The 1,500 British troops leading the International Security and Assistance Force in Kabul were originally due to leave at the end of April.

But Mr Hoon told the House of Commons this week that they would remain in place until June. Yesterday he accepted they could stay even longer if Turkey, which is due to take over their role, could not settle arrangements to deploy its troops.

Turkey is still involved in discussions with the international community over the financial help it will receive for taking over the role.

Asked whether British troops' term in Afghanistan could be extended for a second time, Mr Hoon said: "I obviously hope not but we are dealing with an evolving situation, certainly with a situation that is promising in the sense of continuing the rebuilding of Afghanistan.

"That, after all, is why British forces are there. They are there to assist the Afghan people to take responsibility for their own fate, for their own future. That progress is very, very encouraging and we want to see it carry on."

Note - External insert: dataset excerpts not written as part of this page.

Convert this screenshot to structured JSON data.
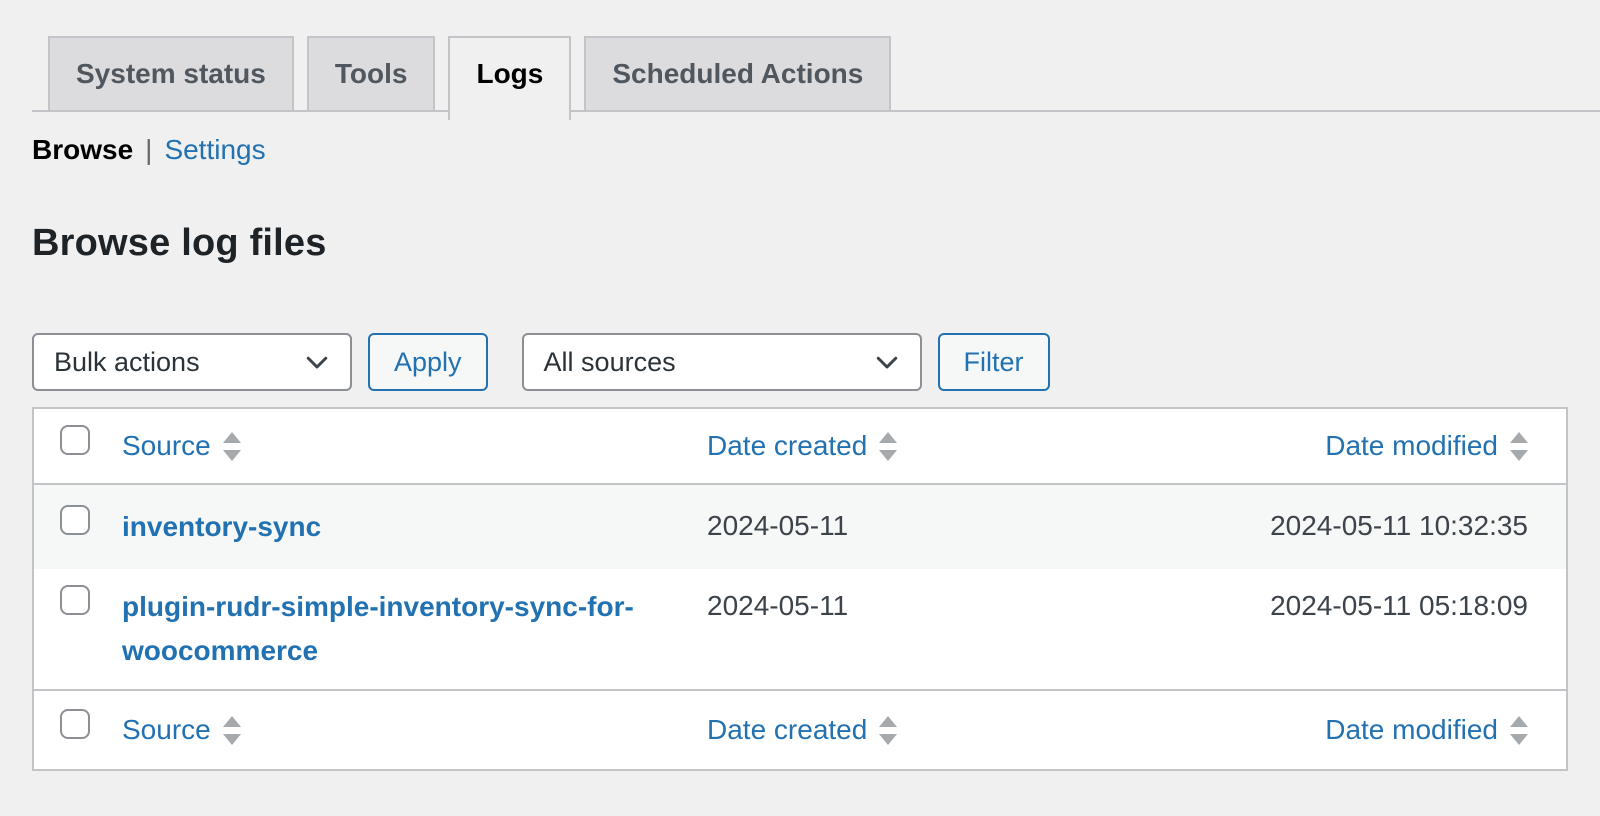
{
  "tabs": {
    "items": [
      {
        "label": "System status",
        "active": false
      },
      {
        "label": "Tools",
        "active": false
      },
      {
        "label": "Logs",
        "active": true
      },
      {
        "label": "Scheduled Actions",
        "active": false
      }
    ]
  },
  "subnav": {
    "current": "Browse",
    "separator": "|",
    "settings_link": "Settings"
  },
  "page_title": "Browse log files",
  "toolbar": {
    "bulk_actions_value": "Bulk actions",
    "apply_label": "Apply",
    "sources_value": "All sources",
    "filter_label": "Filter"
  },
  "table": {
    "headers": {
      "source": "Source",
      "date_created": "Date created",
      "date_modified": "Date modified"
    },
    "rows": [
      {
        "source": "inventory-sync",
        "date_created": "2024-05-11",
        "date_modified": "2024-05-11 10:32:35"
      },
      {
        "source": "plugin-rudr-simple-inventory-sync-for-woocommerce",
        "date_created": "2024-05-11",
        "date_modified": "2024-05-11 05:18:09"
      }
    ]
  },
  "icons": {
    "select_chevron": "chevron-down-icon",
    "sort": "sort-arrows-icon"
  },
  "colors": {
    "page_bg": "#f0f0f1",
    "link": "#2271b1",
    "tab_inactive_bg": "#dcdcde",
    "tab_inactive_text": "#50575e",
    "border": "#c3c4c7",
    "input_border": "#8c8f94",
    "heading_text": "#1d2327",
    "date_text": "#3c434a",
    "row_alt_bg": "#f6f7f7",
    "sort_arrow": "#a7aaad"
  }
}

The prospect of Britain's troops staying well beyond their original date to leave will alarm critics who believe the force is already overstretched and have warned of the dangers of "mission creep".

Downing Street said yesterday that a separate Royal Marine force being sent to Afghanistan for combat operations would be at full strength by the end of the month.

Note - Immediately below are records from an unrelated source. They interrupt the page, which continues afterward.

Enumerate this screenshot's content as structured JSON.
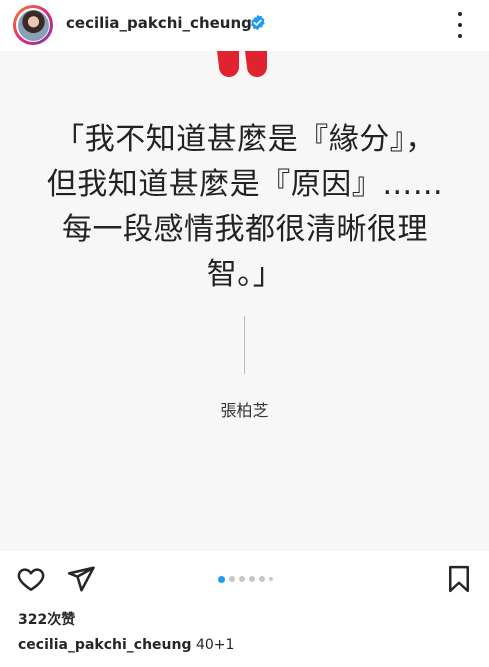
{
  "post_header": {
    "username": "cecilia_pakchi_cheung",
    "verified": true,
    "more_label": "more options"
  },
  "post_image": {
    "quote_text": "「我不知道甚麼是『緣分』，\n但我知道甚麼是『原因』……\n每一段感情我都很清晰很理\n智。」",
    "author": "張柏芝",
    "accent_color": "#e0242f",
    "background": "#f7f7f7"
  },
  "carousel": {
    "total": 6,
    "active_index": 0
  },
  "post_footer": {
    "likes": "322次赞",
    "caption_user": "cecilia_pakchi_cheung",
    "caption_text": " 40+1"
  },
  "icons": {
    "avatar": "avatar",
    "verified": "verified-badge-icon",
    "more": "more-options-icon",
    "like": "heart-icon",
    "share": "share-icon",
    "bookmark": "bookmark-icon"
  },
  "colors": {
    "text": "#262626",
    "verified": "#1d9bf0",
    "carousel_active": "#1d9bf0",
    "carousel_inactive": "#c7c7c7"
  }
}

About 500 troops from the 1,700-strong force have already arrived at Bagram air base and are expected to be ready for operations by Monday, although Mr Hoon conceded there had been "difficulties" in airlifting troops and equipment into the country.

The Prime Minister's official spokesman said yesterday that Britain had 500 soldiers from 45 Commando in Afghanistan at the moment. He said the force was expected to reach full numbers by the end of the month.

"Obviously it is for the military commanders on the ground to decide how and when forces should be deployed," the spokesman said.

On Thursday, an arsenal including Stinger anti-aircraft missiles, rockets, grenades and fuses was discovered in a building on the road from Kabul to Bagram air base.